The few calculations that I ran had Point realizing double digit APR returns. Those returns were higher on the shorter time horizons, (when holding the property’s appreciation rate consistent).

Renting & Rental Income - They say that they only apply a pre-payment penalty of sorts when the option is retired, if the property is not owner occupied at the time of origination of the option.

This is sort of interesting as I have worked on a few biz models to Crowdsource or apply P2P methods to single family rental income properties. I see no reason they cannot add a rider or addedem to the option contract to capture some of the economic value of the rental income (in the same way stock market options are adjusted for dividend payments).

I dont think this would be a violation of the homeowner’s interests because the option is last in line if the property depreciates, so Point is exposed to considerable risk there.

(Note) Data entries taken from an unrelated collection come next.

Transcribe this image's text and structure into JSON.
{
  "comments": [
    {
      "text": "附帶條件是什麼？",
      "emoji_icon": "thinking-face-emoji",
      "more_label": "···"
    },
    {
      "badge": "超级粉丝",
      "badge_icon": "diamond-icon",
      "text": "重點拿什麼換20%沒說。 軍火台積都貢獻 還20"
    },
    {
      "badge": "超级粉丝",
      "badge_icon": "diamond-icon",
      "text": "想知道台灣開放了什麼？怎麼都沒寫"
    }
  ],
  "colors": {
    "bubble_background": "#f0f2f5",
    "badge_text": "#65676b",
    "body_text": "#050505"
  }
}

On top of that, an option should traditionally mirror the economic value of the equity of the underlying asset, which includes rental income.

They had an FAQ on “Death of owner & estate planning”, there are a few interesting aspects to this to consider. An option may provide a viable alternative to more common methods. I’d have to think more about it.

All in all, I think this is a viable way to begin chipping away at the Liquidity Risk inherent in the existing Real Estate markets. We need more efforts focused on reducing Liquidity Risk, these efforts are going to require financial engineering efforts that are enabled by new technologies.


They called me back. The highest LTV they will go is 15%, good risk management. They have no interest in rights to rental income. They are only in CA & WA right now. I asked about FL and they said maybe in 12 months. I wonder what the licensing requirements are, I would assume Real Estate Broker, which is not hard to get. They also didnt seem to be interested in dealing with or making markets in any other types of Real Estate Derivatives.